Galatasaray’ı dörtleyen Başakşehirspor’un, Fenerbahçe’yi de benzer bir skorla madara edeceğini düşünenlerin çok yanıldığı bir maç oldu.
Malum stadyum zaten bir kabus, adeta iyi oynayanı cezalandırmak için tasarlanmış, rakip kontratak oynamayı seviyor, Semih formda ve hırs yapmış.
Gerçekten de Fenerbahçe’nin zorlanması için pek çok sebep vardı.
İsmail Kartal son maçta yakaladığı ideal orta saha üçlüsünü belli ki bu sebeplerden dolayı sahaya süremedi veya bu üçlünün ideal olmadığını düşünüyor.
Raul Meireles çok koşsa bile orta göbekteki üçlünün, Topal, Emre, Diego olması lazım.
Başakşehirspor’un klasik bir kontratak takımı anlayışı içinde oynamasını herkes bekliyordu. Nitekim de öyle oldu.
Maçın ilk 10 dakikasına kadar gol arar bir hava içinde baskı kurmaya çalıştılar, orta sahada diş geçiremeyince de hemen kontratak takımı hüviyetine döndüler.
Hep söylüyoruz, başarının anahtarı belli. Orta sahayı çabuk ve dikine oynayacaksın, iki kanat bekin hücumda standartlarında oynayacak.
Gökhan ve Caner kıpırdadı, Alper sürekli yıprattı ve Fenerbahçe belirli dakikalarda şiir gibi oynamaya başladı ve beklenen gol Caner-Gökhan ve Kuyt işbirliğinden geldi.
Fenerbahçe ilk yarı boyunca tempoluydu ama üretken değildi.
Alves’in yokluğu topu hücuma sokarken çok belli oldu.
İkinci yarı başlarken sahada Meireles’i göremeyenler tamam Diego geliyor derken Selçuk Şahin’i görünce eminim ki hayal kırıklığına uğradılar.
Maçın ve Fenerbahçe’nin en iyi futbolcusu Alper’in ikinci yarının hemen başında attığı muhteşem plase golüyle maçın gidişatı netleşti.
Bugün Fenerbahçe gerçekten göz doyuran bir futbol ortaya koydu. Caner ve Gökhan iyi oldu mu zaten zorlanmıyor Fener ama başarının sırrı yine de dikine oyunda.
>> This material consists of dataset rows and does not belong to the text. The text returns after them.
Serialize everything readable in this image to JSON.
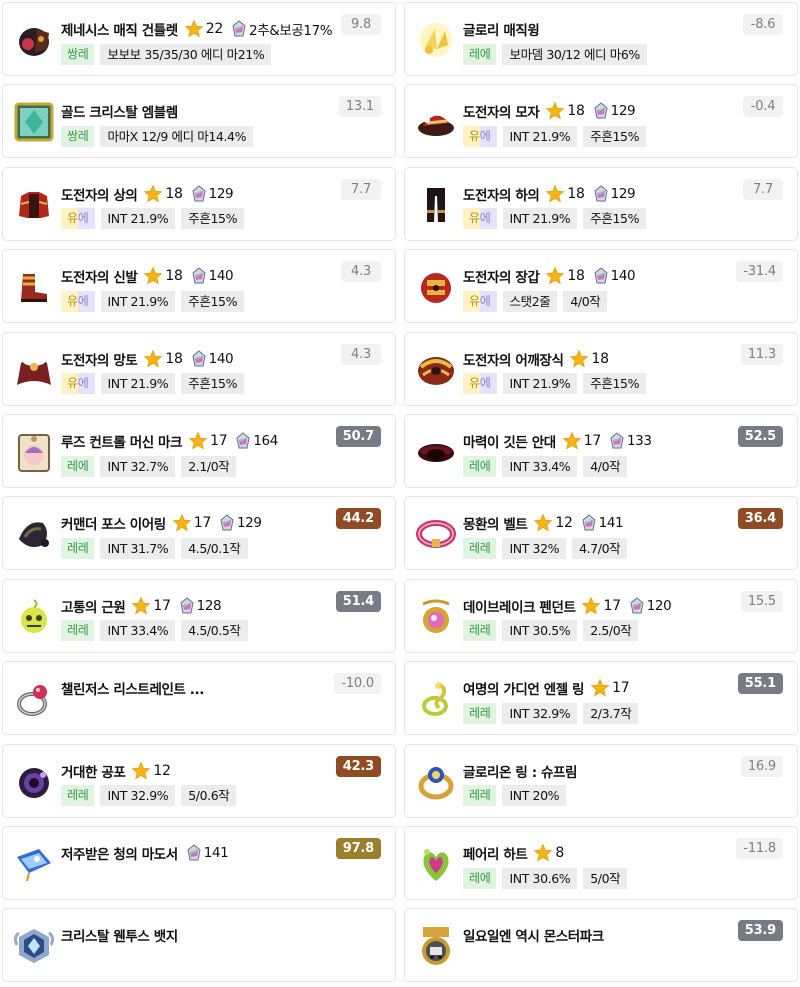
{
  "colors": {
    "legendary_text": "#2f9a3f",
    "unique_text": "#b7930a",
    "score_gray": "#777b84",
    "score_brown": "#8e4b24",
    "score_gold": "#9d7e2e",
    "star": "#f5b416"
  },
  "items": [
    {
      "name": "제네시스 매직 건틀렛",
      "icon": "genesis-gauntlet-icon",
      "star": "22",
      "gem": "2추&보공17%",
      "grade": "쌍레",
      "chips": [
        "보보보 35/35/30 에디 마21%"
      ],
      "score": "9.8",
      "score_style": "plain"
    },
    {
      "name": "글로리 매직윙",
      "icon": "glory-wing-icon",
      "grade": "레에",
      "chips": [
        "보마뎀 30/12 에디 마6%"
      ],
      "score": "-8.6",
      "score_style": "plain"
    },
    {
      "name": "골드 크리스탈 엠블렘",
      "icon": "gold-crystal-emblem-icon",
      "grade": "쌍레",
      "chips": [
        "마마X 12/9 에디 마14.4%"
      ],
      "score": "13.1",
      "score_style": "plain"
    },
    {
      "name": "도전자의 모자",
      "icon": "challenger-hat-icon",
      "star": "18",
      "gem": "129",
      "grade": "유에",
      "chips": [
        "INT 21.9%",
        "주흔15%"
      ],
      "score": "-0.4",
      "score_style": "plain"
    },
    {
      "name": "도전자의 상의",
      "icon": "challenger-top-icon",
      "star": "18",
      "gem": "129",
      "grade": "유에",
      "chips": [
        "INT 21.9%",
        "주흔15%"
      ],
      "score": "7.7",
      "score_style": "plain"
    },
    {
      "name": "도전자의 하의",
      "icon": "challenger-bottom-icon",
      "star": "18",
      "gem": "129",
      "grade": "유에",
      "chips": [
        "INT 21.9%",
        "주흔15%"
      ],
      "score": "7.7",
      "score_style": "plain"
    },
    {
      "name": "도전자의 신발",
      "icon": "challenger-shoes-icon",
      "star": "18",
      "gem": "140",
      "grade": "유에",
      "chips": [
        "INT 21.9%",
        "주흔15%"
      ],
      "score": "4.3",
      "score_style": "plain"
    },
    {
      "name": "도전자의 장갑",
      "icon": "challenger-gloves-icon",
      "star": "18",
      "gem": "140",
      "grade": "유에",
      "chips": [
        "스탯2줄",
        "4/0작"
      ],
      "score": "-31.4",
      "score_style": "plain"
    },
    {
      "name": "도전자의 망토",
      "icon": "challenger-cape-icon",
      "star": "18",
      "gem": "140",
      "grade": "유에",
      "chips": [
        "INT 21.9%",
        "주흔15%"
      ],
      "score": "4.3",
      "score_style": "plain"
    },
    {
      "name": "도전자의 어깨장식",
      "icon": "challenger-shoulder-icon",
      "star": "18",
      "grade": "유에",
      "chips": [
        "INT 21.9%",
        "주흔15%"
      ],
      "score": "11.3",
      "score_style": "plain"
    },
    {
      "name": "루즈 컨트롤 머신 마크",
      "icon": "loose-control-machine-mark-icon",
      "star": "17",
      "gem": "164",
      "grade": "레에",
      "chips": [
        "INT 32.7%",
        "2.1/0작"
      ],
      "score": "50.7",
      "score_style": "gray"
    },
    {
      "name": "마력이 깃든 안대",
      "icon": "magic-eyepatch-icon",
      "star": "17",
      "gem": "133",
      "grade": "레에",
      "chips": [
        "INT 33.4%",
        "4/0작"
      ],
      "score": "52.5",
      "score_style": "gray"
    },
    {
      "name": "커맨더 포스 이어링",
      "icon": "commander-force-earring-icon",
      "star": "17",
      "gem": "129",
      "grade": "레레",
      "chips": [
        "INT 31.7%",
        "4.5/0.1작"
      ],
      "score": "44.2",
      "score_style": "brown"
    },
    {
      "name": "몽환의 벨트",
      "icon": "dreamy-belt-icon",
      "star": "12",
      "gem": "141",
      "grade": "레레",
      "chips": [
        "INT 32%",
        "4.7/0작"
      ],
      "score": "36.4",
      "score_style": "brown"
    },
    {
      "name": "고통의 근원",
      "icon": "source-of-suffering-icon",
      "star": "17",
      "gem": "128",
      "grade": "레레",
      "chips": [
        "INT 33.4%",
        "4.5/0.5작"
      ],
      "score": "51.4",
      "score_style": "gray"
    },
    {
      "name": "데이브레이크 펜던트",
      "icon": "daybreak-pendant-icon",
      "star": "17",
      "gem": "120",
      "grade": "레레",
      "chips": [
        "INT 30.5%",
        "2.5/0작"
      ],
      "score": "15.5",
      "score_style": "plain"
    },
    {
      "name": "챌린저스 리스트레인트 ...",
      "icon": "challengers-restraint-ring-icon",
      "score": "-10.0",
      "score_style": "plain"
    },
    {
      "name": "여명의 가디언 엔젤 링",
      "icon": "dawn-guardian-angel-ring-icon",
      "star": "17",
      "grade": "레레",
      "chips": [
        "INT 32.9%",
        "2/3.7작"
      ],
      "score": "55.1",
      "score_style": "gray"
    },
    {
      "name": "거대한 공포",
      "icon": "magnificent-fear-icon",
      "star": "12",
      "grade": "레레",
      "chips": [
        "INT 32.9%",
        "5/0.6작"
      ],
      "score": "42.3",
      "score_style": "brown"
    },
    {
      "name": "글로리온 링 : 슈프림",
      "icon": "glorion-ring-supreme-icon",
      "grade": "레레",
      "chips": [
        "INT 20%"
      ],
      "score": "16.9",
      "score_style": "plain"
    },
    {
      "name": "저주받은 청의 마도서",
      "icon": "cursed-blue-grimoire-icon",
      "gem": "141",
      "score": "97.8",
      "score_style": "gold"
    },
    {
      "name": "페어리 하트",
      "icon": "fairy-heart-icon",
      "star": "8",
      "grade": "레에",
      "chips": [
        "INT 30.6%",
        "5/0작"
      ],
      "score": "-11.8",
      "score_style": "plain"
    },
    {
      "name": "크리스탈 웬투스 뱃지",
      "icon": "crystal-ventus-badge-icon"
    },
    {
      "name": "일요일엔 역시 몬스터파크",
      "icon": "monster-park-medal-icon",
      "score": "53.9",
      "score_style": "gray"
    }
  ]
}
” Ersun geldi bana dedi ki, Erkan Zengin’i alalım. Ne yapacaksın dedim, dikine oynuyor dedi. Elinde Alper var dedim, nerde oynayacaksın dedim, kimin yerine oynayacaksın dedim.
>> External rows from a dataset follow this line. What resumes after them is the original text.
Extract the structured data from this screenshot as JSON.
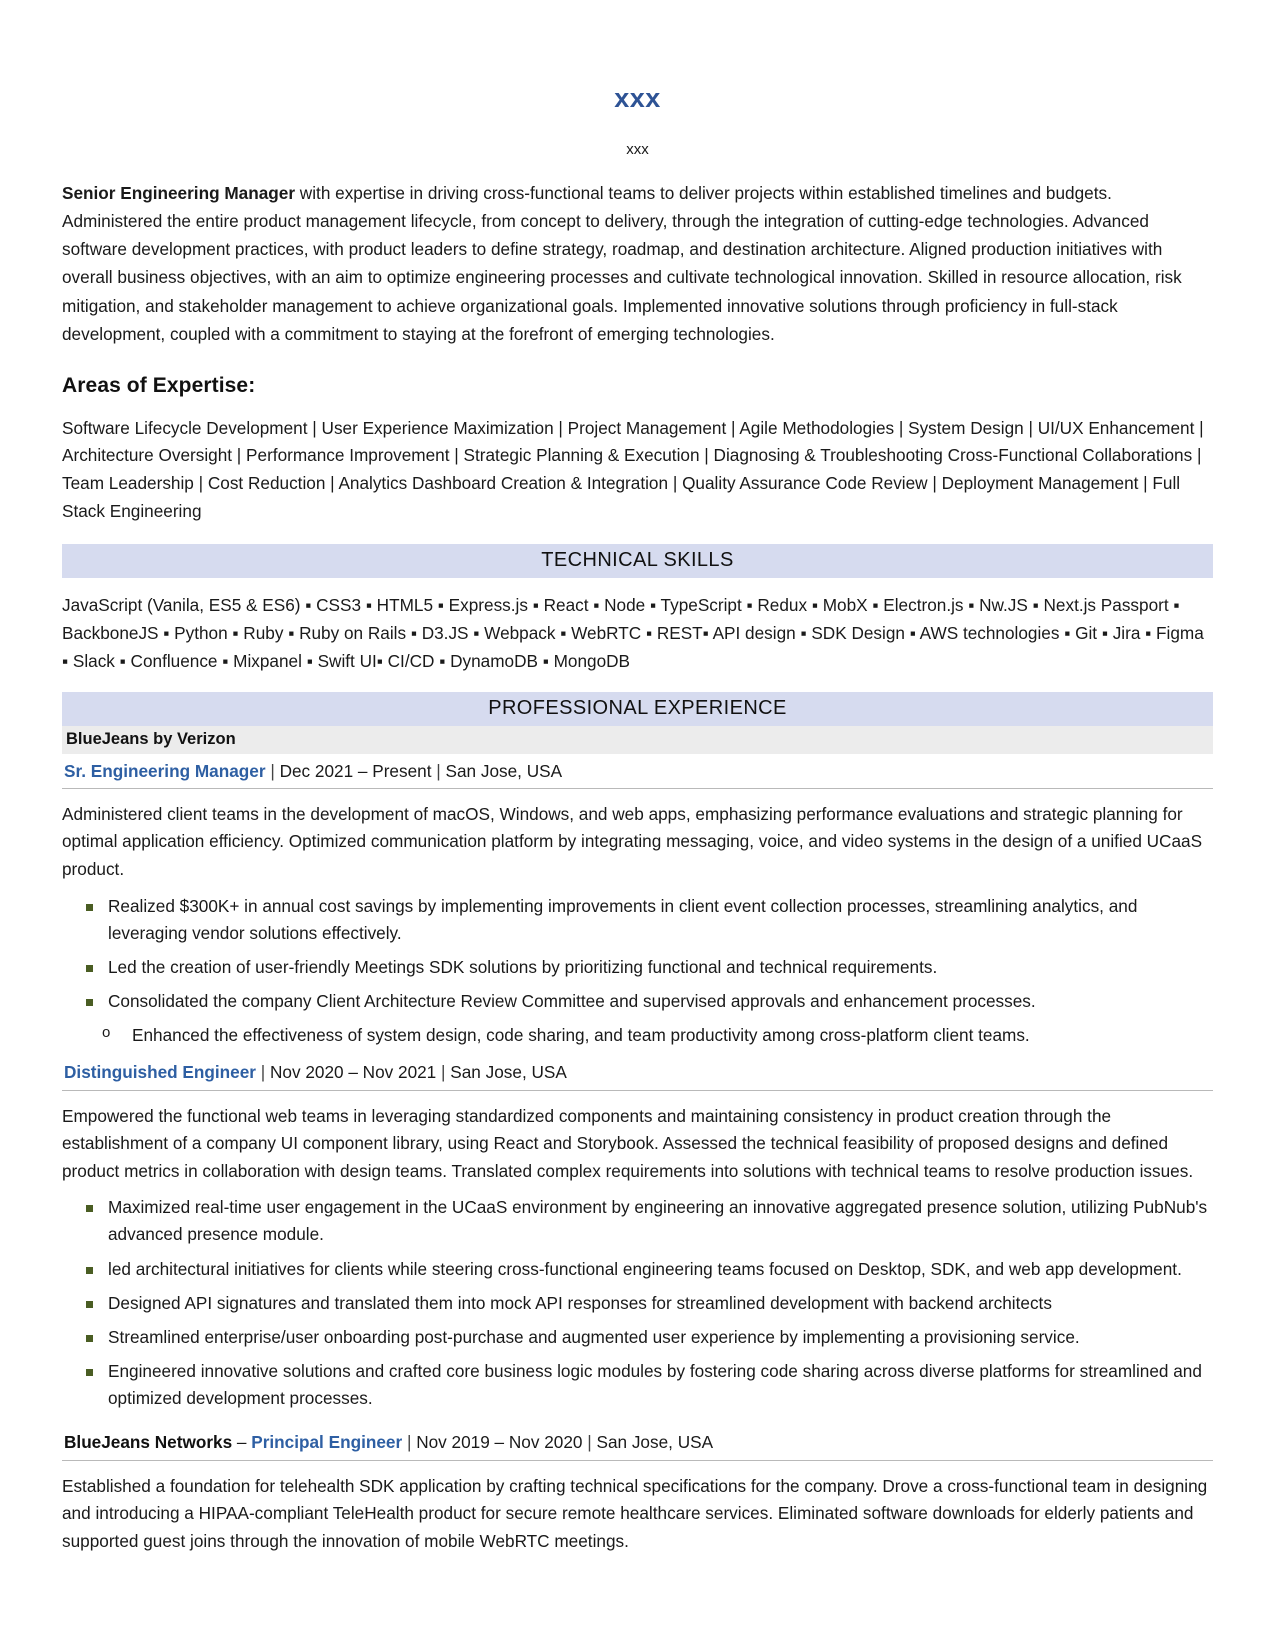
{
  "header": {
    "name": "xxx",
    "contact": "xxx",
    "name_color": "#2e5395"
  },
  "summary": {
    "lead": "Senior Engineering Manager",
    "body": " with expertise in driving cross-functional teams to deliver projects within established timelines and budgets. Administered the entire product management lifecycle, from concept to delivery, through the integration of cutting-edge technologies. Advanced software development practices, with product leaders to define strategy, roadmap, and destination architecture. Aligned production initiatives with overall business objectives, with an aim to optimize engineering processes and cultivate technological innovation. Skilled in resource allocation, risk mitigation, and stakeholder management to achieve organizational goals. Implemented innovative solutions through proficiency in full-stack development, coupled with a commitment to staying at the forefront of emerging technologies."
  },
  "expertise": {
    "title": "Areas of Expertise:",
    "text": "Software Lifecycle Development | User Experience Maximization | Project Management | Agile Methodologies | System Design | UI/UX Enhancement | Architecture Oversight | Performance Improvement | Strategic Planning & Execution | Diagnosing & Troubleshooting Cross-Functional Collaborations | Team Leadership | Cost Reduction | Analytics Dashboard Creation & Integration | Quality Assurance Code Review | Deployment Management | Full Stack Engineering"
  },
  "technical_skills": {
    "band_label": "TECHNICAL SKILLS",
    "text": "JavaScript (Vanila, ES5 & ES6) ▪ CSS3 ▪ HTML5 ▪ Express.js ▪ React ▪ Node ▪ TypeScript ▪ Redux ▪ MobX ▪ Electron.js ▪ Nw.JS ▪ Next.js Passport ▪ BackboneJS ▪ Python ▪ Ruby ▪ Ruby on Rails ▪ D3.JS ▪ Webpack ▪ WebRTC ▪ REST▪ API design ▪ SDK Design ▪ AWS technologies ▪ Git ▪ Jira ▪ Figma ▪ Slack ▪ Confluence ▪ Mixpanel ▪ Swift UI▪ CI/CD ▪ DynamoDB ▪ MongoDB"
  },
  "experience": {
    "band_label": "PROFESSIONAL EXPERIENCE",
    "company": "BlueJeans by Verizon",
    "jobs": [
      {
        "title": "Sr. Engineering Manager",
        "dates": "Dec 2021 – Present",
        "location": "San Jose, USA",
        "description": "Administered client teams in the development of macOS, Windows, and web apps, emphasizing performance evaluations and strategic planning for optimal application efficiency. Optimized communication platform by integrating messaging, voice, and video systems in the design of a unified UCaaS product.",
        "bullets": [
          "Realized $300K+ in annual cost savings by implementing improvements in client event collection processes, streamlining analytics, and leveraging vendor solutions effectively.",
          "Led the creation of user-friendly Meetings SDK solutions by prioritizing functional and technical requirements.",
          "Consolidated the company Client Architecture Review Committee and supervised approvals and enhancement processes."
        ],
        "subbullet": "Enhanced the effectiveness of system design, code sharing, and team productivity among cross-platform client teams."
      },
      {
        "title": "Distinguished Engineer",
        "dates": "Nov 2020 – Nov 2021",
        "location": "San Jose, USA",
        "description": "Empowered the functional web teams in leveraging standardized components and maintaining consistency in product creation through the establishment of a company UI component library, using React and Storybook. Assessed the technical feasibility of proposed designs and defined product metrics in collaboration with design teams. Translated complex requirements into solutions with technical teams to resolve production issues.",
        "bullets": [
          "Maximized real-time user engagement in the UCaaS environment by engineering an innovative aggregated presence solution, utilizing PubNub's advanced presence module.",
          "led architectural initiatives for clients while steering cross-functional engineering teams focused on Desktop, SDK, and web app development.",
          "Designed API signatures and translated them into mock API responses for streamlined development with backend architects",
          "Streamlined enterprise/user onboarding post-purchase and augmented user experience by implementing a provisioning service.",
          "Engineered innovative solutions and crafted core business logic modules by fostering code sharing across diverse platforms for streamlined and optimized development processes."
        ]
      },
      {
        "company_inline": "BlueJeans Networks",
        "dash": " – ",
        "title": "Principal Engineer",
        "dates": "Nov 2019 – Nov 2020",
        "location": "San Jose, USA",
        "description": "Established a foundation for telehealth SDK application by crafting technical specifications for the company. Drove a cross-functional team in designing and introducing a HIPAA-compliant TeleHealth product for secure remote healthcare services. Eliminated software downloads for elderly patients and supported guest joins through the innovation of mobile WebRTC meetings.",
        "bullets": []
      }
    ],
    "separator": "|"
  },
  "theme": {
    "band_bg": "#d6dbef",
    "company_band_bg": "#ececec",
    "title_blue": "#2e5fa3",
    "bullet_green": "#4a5d23"
  }
}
Futbolda dikine oynamanın mantığını herhalde Ismail Kartal anladı. Bu maçta da herkes anlamıştır sanıyorum. Kuyt’ın yerine de koy dikine bir adam, ne oluyor gör.
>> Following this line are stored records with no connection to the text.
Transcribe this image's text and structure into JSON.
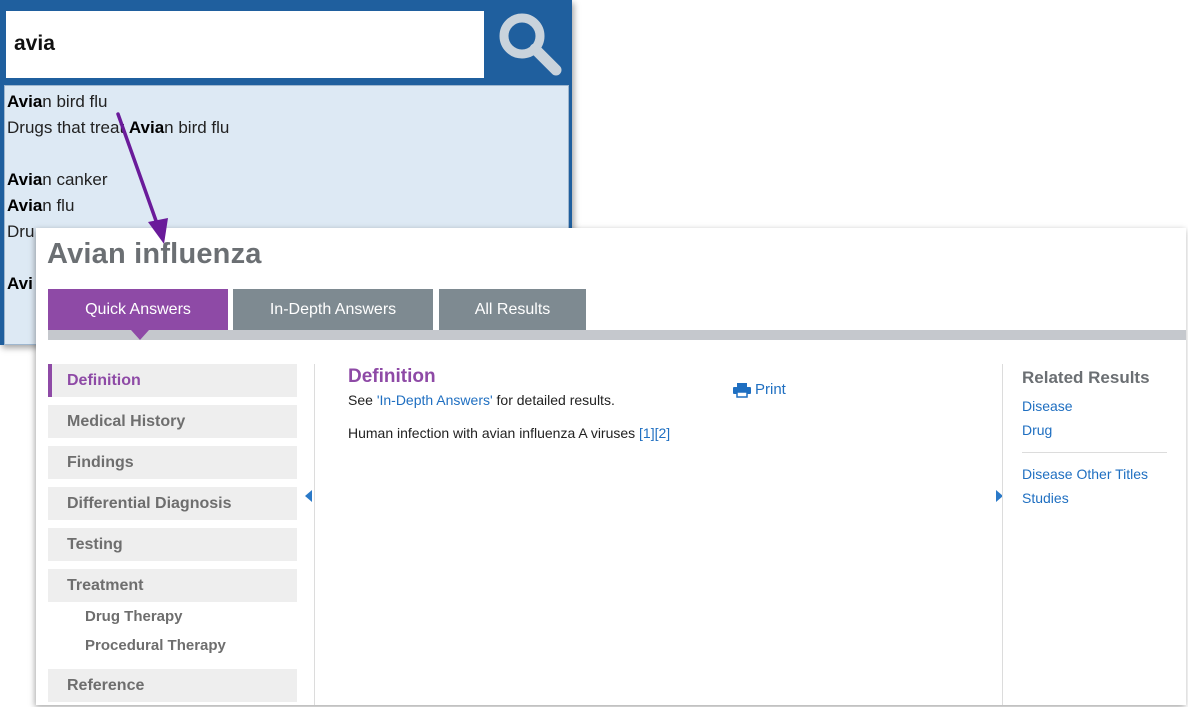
{
  "search": {
    "query": "avia",
    "suggestions": [
      {
        "match": "Avia",
        "rest": "n bird flu"
      },
      {
        "prefix": "Drugs that treat ",
        "match": "Avia",
        "rest": "n bird flu"
      },
      {
        "match": "Avia",
        "rest": "n canker"
      },
      {
        "match": "Avia",
        "rest": "n flu"
      },
      {
        "text": "Dru"
      },
      {
        "text": "Avi"
      }
    ]
  },
  "main": {
    "title": "Avian influenza",
    "tabs": [
      "Quick Answers",
      "In-Depth Answers",
      "All Results"
    ],
    "active_tab": "Quick Answers"
  },
  "nav": {
    "items": [
      "Definition",
      "Medical History",
      "Findings",
      "Differential Diagnosis",
      "Testing",
      "Treatment"
    ],
    "sub_items": [
      "Drug Therapy",
      "Procedural Therapy"
    ],
    "reference": "Reference",
    "active": "Definition"
  },
  "content": {
    "heading": "Definition",
    "see_prefix": "See ",
    "see_link": "'In-Depth Answers'",
    "see_suffix": " for detailed results.",
    "definition_text": "Human infection with avian influenza A viruses ",
    "ref1": "[1]",
    "ref2": "[2]",
    "print_label": "Print"
  },
  "related": {
    "heading": "Related Results",
    "group1": [
      "Disease",
      "Drug"
    ],
    "group2": [
      "Disease Other Titles",
      "Studies"
    ]
  },
  "colors": {
    "accent_purple": "#8e4aa6",
    "search_blue": "#1f5f9e",
    "link_blue": "#1f6fc1",
    "tab_gray": "#7e8a91",
    "annotation_arrow": "#6a1b9a"
  },
  "icons": {
    "search_button": "magnifier-icon",
    "print": "printer-icon",
    "left_collapse": "caret-left-icon",
    "right_expand": "caret-right-icon"
  }
}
Sezon basından bu yana ligin ikinci yarısını 5 puan geride tamamlayalım, bu fikstür avantajı ile şampiyon oluyoruz diyordum.
Temennim gerçekleşti, görkemli bir futbolla ilk yarıyı kapadık.
Dikine bir kanat ve gol üstüne gol kaçıran Moussa’nın
bölgesine alınabilecek bir santrfor şampiyonluğu çok rahat getirir.
Ligin ilerleyen haftalarında lig giderek zorlaşacak. Bu bir gerçek. İsmail KARTAL ile zorlu virajları dönüp dönemeyeceğimiz konusunda endişelerim var.
Bu kadronun üstüne bir şeyler koymak lazım. İsmail Hoca’nın işini kolaylaştırmak lazım. Bir hedef santrfor ve bir kanat oyuncusu şart.
Bir de Diego diyorum, biraz Yürek diyorum. Cesaret diyorum.
Bu cesareti gösteremezsen 4. yıldızı göremezsin.
Transfer demişken transfer gündemini meşgul eden iki oyuncudan haber vereyim.
Bursaspor’lu Ozan Tufan ve Şener’le ilgili.
Kulübe ait benzin istasyonu Totale, 30 trilyona satılmak üzereyken son anda çıkan pürüz nedeniyle Bursaspor bu iki oyuncuyu satmak zorunda.
Çok büyük bir aksilik olmazsa iki oyuncu da satılacak. Maalesef gelen tek transfer teklifi Trabzonspor’dan şu an için.
Bursaspor Ozan için 6, Şener için 4 milyon istiyor. Pazarlıklar devam ediyor.
Herkese keyifli bir pazar günü ve 4 yıldızlı bir 2015 diliyorum.
Şampiyonlukta mutlaka herkesin emeği var, adam kayırıyormuş gibi olmasın ama şampiyonlukta en büyük pay sahibi Alper ve Topal olacak gibi.